WCCM ECCOMAS 2026

Toolpath Planning for Bed-Based Additive Manufacturing using Reinforcement Learning

Schmeitz, Ruben (Eindhoven University of Technology)
Wolfs, Rob (Eindhoven University of Technology)
Remmers, Joris (Eindhoven University of Technology)

In session: MS344G - Agentic AI and Physics-Informed Machine Learning for Next-Generation Design and Manufacturing VII

Please login to view abstract download link

Additive manufacturing enables complex, customized parts, but print quality depends on how the heat source is driven. In laser powder bed fusion (PBF), scan strategy affects thermal gradients and residual stress, influencing defects and distortion [1]. In practice, toolpaths are often generated with simple, fixed patterns (e.g., zigzag) that do not adapt to local geometry or the evolving thermal field. Reinforcement learning (RL) provides a framework for learning adaptive decisions from process feedback. Recent studies have used RL to improve thermal uniformity or generate toolpaths, but often rely on simplified thermal assumptions [2, 3]. In this work, we couple RL directly to a finite element thermal simulation so that policies learn from temperature evolution rather than from precomputed datasets [4]. We formulate toolpath planning as a sequential decision problem where an agent selects the next scan move based on the current state.
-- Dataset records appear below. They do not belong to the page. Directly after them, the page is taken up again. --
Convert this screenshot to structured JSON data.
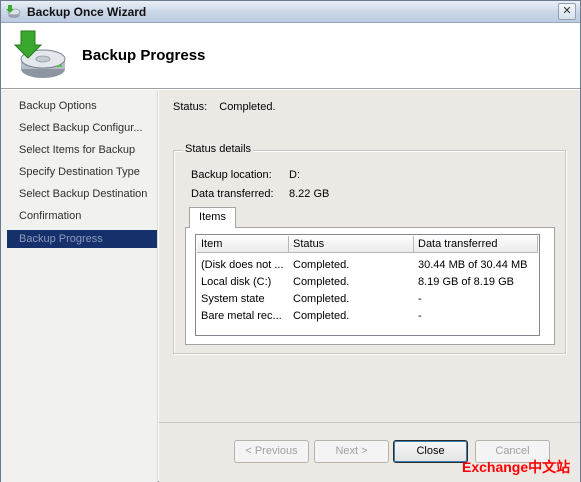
{
  "window": {
    "title": "Backup Once Wizard",
    "close_glyph": "✕"
  },
  "header": {
    "title": "Backup Progress",
    "icon": "backup-disk-icon"
  },
  "nav": {
    "items": [
      {
        "label": "Backup Options"
      },
      {
        "label": "Select Backup Configur..."
      },
      {
        "label": "Select Items for Backup"
      },
      {
        "label": "Specify Destination Type"
      },
      {
        "label": "Select Backup Destination"
      },
      {
        "label": "Confirmation"
      },
      {
        "label": "Backup Progress"
      }
    ],
    "active_index": 6,
    "active_color": "#16306b"
  },
  "status": {
    "label": "Status:",
    "value": "Completed."
  },
  "details": {
    "title": "Status details",
    "backup_location_label": "Backup location:",
    "backup_location_value": "D:",
    "data_transferred_label": "Data transferred:",
    "data_transferred_value": "8.22 GB",
    "tab_label": "Items",
    "columns": [
      "Item",
      "Status",
      "Data transferred"
    ],
    "rows": [
      [
        "(Disk does not ...",
        "Completed.",
        "30.44 MB of 30.44 MB"
      ],
      [
        "Local disk (C:)",
        "Completed.",
        "8.19 GB of 8.19 GB"
      ],
      [
        "System state",
        "Completed.",
        "-"
      ],
      [
        "Bare metal rec...",
        "Completed.",
        "-"
      ]
    ]
  },
  "buttons": {
    "previous": "< Previous",
    "next": "Next >",
    "close": "Close",
    "cancel": "Cancel"
  },
  "watermark": "Exchange中文站"
}
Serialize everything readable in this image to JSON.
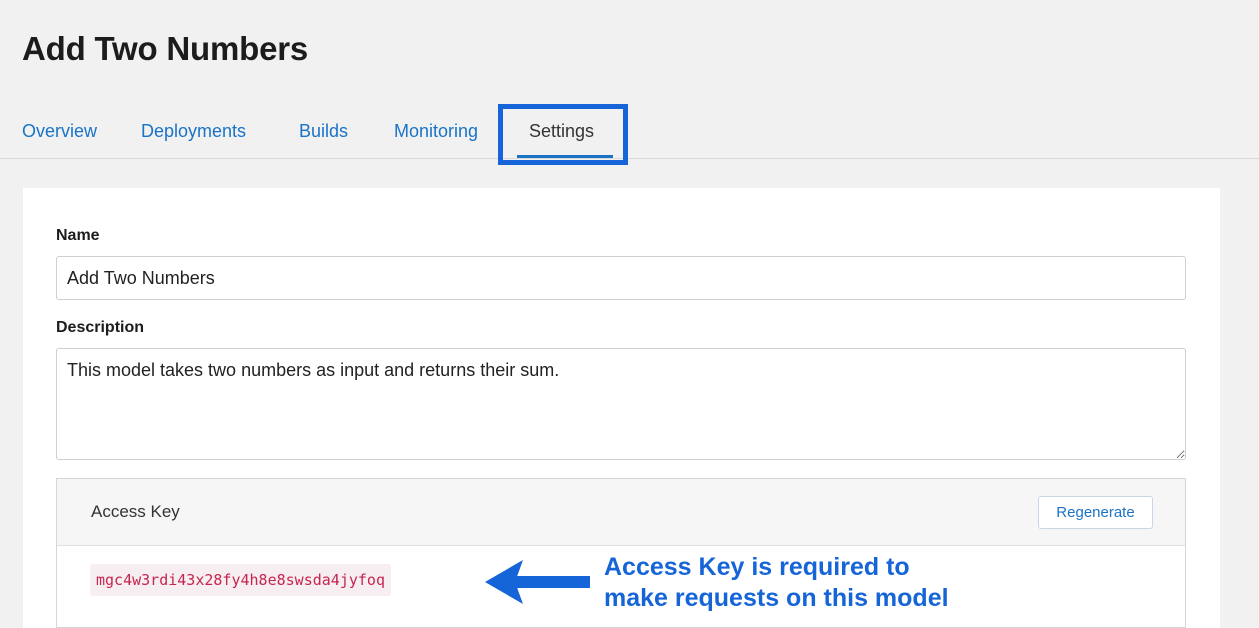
{
  "page": {
    "title": "Add Two Numbers"
  },
  "tabs": [
    {
      "label": "Overview",
      "active": false
    },
    {
      "label": "Deployments",
      "active": false
    },
    {
      "label": "Builds",
      "active": false
    },
    {
      "label": "Monitoring",
      "active": false
    },
    {
      "label": "Settings",
      "active": true
    }
  ],
  "form": {
    "name_label": "Name",
    "name_value": "Add Two Numbers",
    "description_label": "Description",
    "description_value": "This model takes two numbers as input and returns their sum."
  },
  "access_key": {
    "title": "Access Key",
    "regenerate_label": "Regenerate",
    "value": "mgc4w3rdi43x28fy4h8e8swsda4jyfoq"
  },
  "annotation": {
    "line1": "Access Key is required to",
    "line2": "make requests on this model"
  },
  "colors": {
    "accent": "#1a73c7",
    "annotation": "#1565d8",
    "code_text": "#c7254e"
  }
}
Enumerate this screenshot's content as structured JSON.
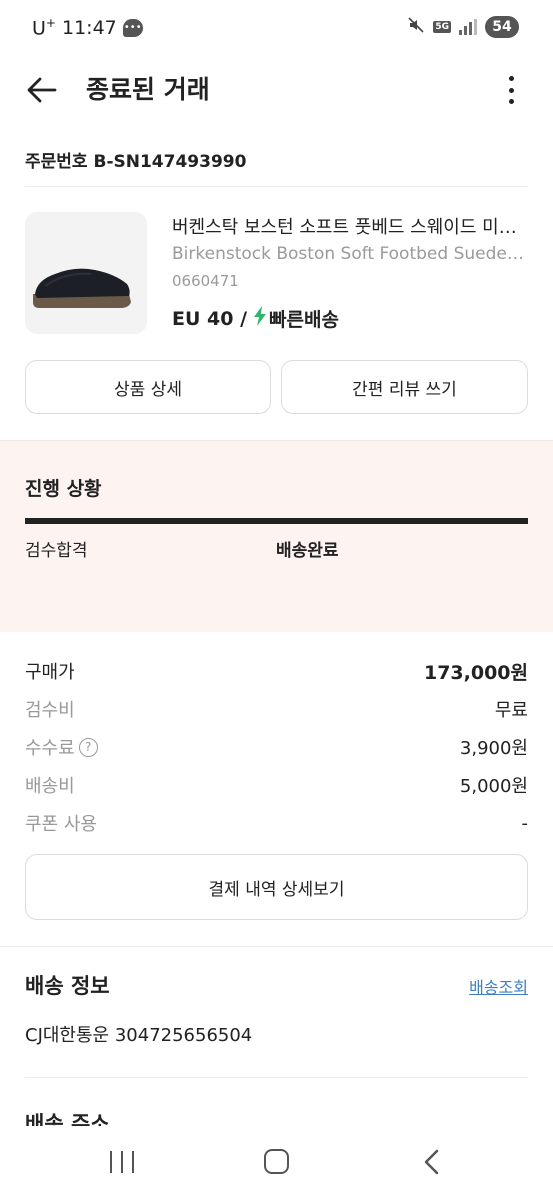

To separate routing from thermal effects, we use two environments: (i) a geometric grid environment that isolates coverage and travel efficiency, and (ii) a thermally coupled environment that augments the grid with a diffusive Gaussian heat source and spatially resolved temperature feedback. Procedurally generated target geometries provide a training set and enable evaluation on held-out irregular shapes. We train Deep Q-Network (DQN) and Proximal Policy Optimization (PPO) agents and benchmark them against a zigzag baseline. Across test geometries, the learned policies complete targets faster (more filled cells per step) and, in the thermal environment, reduce peak temperatures without increasing path length. The policies generalize beyond the training set and exhibit thermally informed behavior, scanning boundaries first to preheat interior regions before a final pass. These results demonstrate the potential of simulation-in-the-loop RL for part-scale, physics-informed toolpath optimization in PBF, and motivate extensions to stacked 3D layers and defect-aware objectives.